Eight Signs Your Network Should be Optimized

It’s true: A network optimization study can be time consuming and involved. It can also result in fundamental changes to your supply chain. And if you are in a multichannel environment, network optimization might be even more critical to your future competitive viability.

So is it worth undertaking the effort? If you can identify with some (or all) of the following factors affecting your business today, then yes, network optimization is for you.

1. Rising distribution costs
Energy costs are on the rise, be they fuel cost spikes affecting transportation costs, or the electricity required to operate, heat, and cool distribution centers. Labor is costly, with overtime and additional shifts adding expense. Shipping costs also continue to escalate, with more expensive expedited deliveries growing in demand. Finally, with the rise of e-commerce, more companies are struggling with a dramatic spike in reverse logistics and subsequent reshipping, all detractors from the bottom line.

Outbound freight is of special interest to multichannel merchants with the wide spread use of dimensional weight charges by carriers. With dim-weight, merchants wind up paying for occupying too much space on a truck for a “lightweight” shipment.

Many invoices are showing up with recalculated higher shipping charges when the cartons are dynamically scanned for dimensions as they go over a scale in the carrier’s facility. There are a number of ways to reduce these surcharges, but two are factors driven by location selection: travel distance to zones and zone skipping strategies.

Finally, by engaging in a network optimization study you are sending a subtle but succinct message to your current parcel carriers that you are serious about making changes. This is an often-overlooked by-product and can lead to more aggressive pricing arrangements.

2. Outsourced manufacturing and distribution
While moving manufacturing overseas may cut costs, it also adds miles to a supply chain, requiring additional lead-time and inventory expansion to accommodate lulls and delays at customs. For some companies, it could also mean adding coastal vicinity DCs to the domestic supply chain infrastructure in order to more quickly bring inventory under control.

Meanwhile, many companies’ existing distribution networks weren’t designed to integrate with foreign-based manufacturing operations, and can’t efficiently handle the crunch. Third-party logistics providers (3PLs) may play a role in the network as well, but may not be leveraged appropriately.

3. Service as a key selling point
Faster, better, cheaper deliveries—this is a market leader’s mantra. To stand out from their competition, companies feel compelled to offer stellar service at rock-bottom pricing, but can’t necessarily deliver with their current supply chain setup.
The reality of e-commerce marketing is that many customers expect same-day shipping, and to compound your internal cost challenges, free shipping (or heavily subsidized) is rapidly becoming the expected norm. Shipping times have become a major driver of sales so maximizing your one- and two-day service level coverage is essential; network optimization will lead to solutions that achieve this goal.

4. Leveraging current technology
Many multichannel merchants recognize that their original or current handling practices were designed for manual, less automated processes, and could benefit from an upgrade. Nonetheless, they may be reluctant to invest capital in the latest technologies and equipment without hard data to justify long-term use. Nobody wants to install an expensive warehouse management system (WMS) or automation system in a DC that’s later determined to be redundant and subsequently closed. Network optimization should therefore precede these initiatives.

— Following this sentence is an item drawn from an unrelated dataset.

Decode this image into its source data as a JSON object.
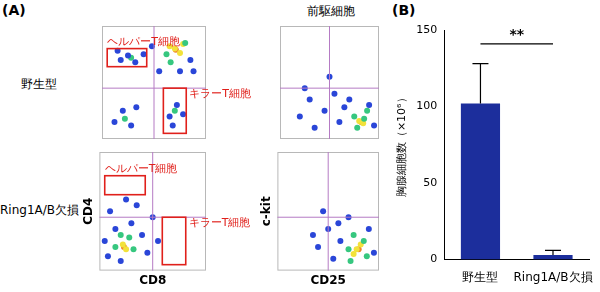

5. Mergers and acquisitions
Has your company bought out a competitor or merged with a complimentary business? Are there plans to do so? While mergers and acquisitions are a quick way to gain market share, they’re also messy—yielding more DCs that likely run on different technologies in the same general geographic regions, servicing the same customer base.

This kind of growth also means more SKUs, more workers, more suppliers, and more customers to contend with than ever before. A network optimization should be done before you make investments in modifying administrative relationships, call center strategies, transportation contract negotiations, or investing in changes to have business units on a common ERP or WMS platform.

6. Change in demand
Change happens. Whether it’s growth in the form of new markets, clients, and products—or reductions due to closing markets, lost customers, and retired products—a change in customer demand equates to added pressure on the supply chain.

In the multichannel environment, these changes are compounded in complexity, since they may affect one business segment but not another. A network optimization broken out by channels might suggest disparate facilities for differing channels.

7. Struggles with ongoing costs
Are accumulating daily costs undermining your profits? Federal, state, or local taxes, charge backs for late or non-compliant order fulfillment, and offsite inventory storage can all severely impact the bottom line. A thorough network optimization can identify the best alternate locations to reduce a variety of costs, plus some locations offer aggressive abatements and investment credits that are not generally available at a current site.

8. Potential natural disasters and security regulations

A hurricane, tornado, earthquake, fire, or other natural (or unnatural) disaster could wipe out one of your DCs. If that happened, could your other DCs’ inventories and personnel handle the need for reserve emergency stock? And are your warehouses and inventory in compliance with the increased number of government mandated environmental/security measures as applicable per region?


Charlie Rizzo is director of client services improvement for Cincinnati-based Forte Industries (www.forte-industries.com), a supply chain consulting engineering firm specializing in distribution best practices and technology integration.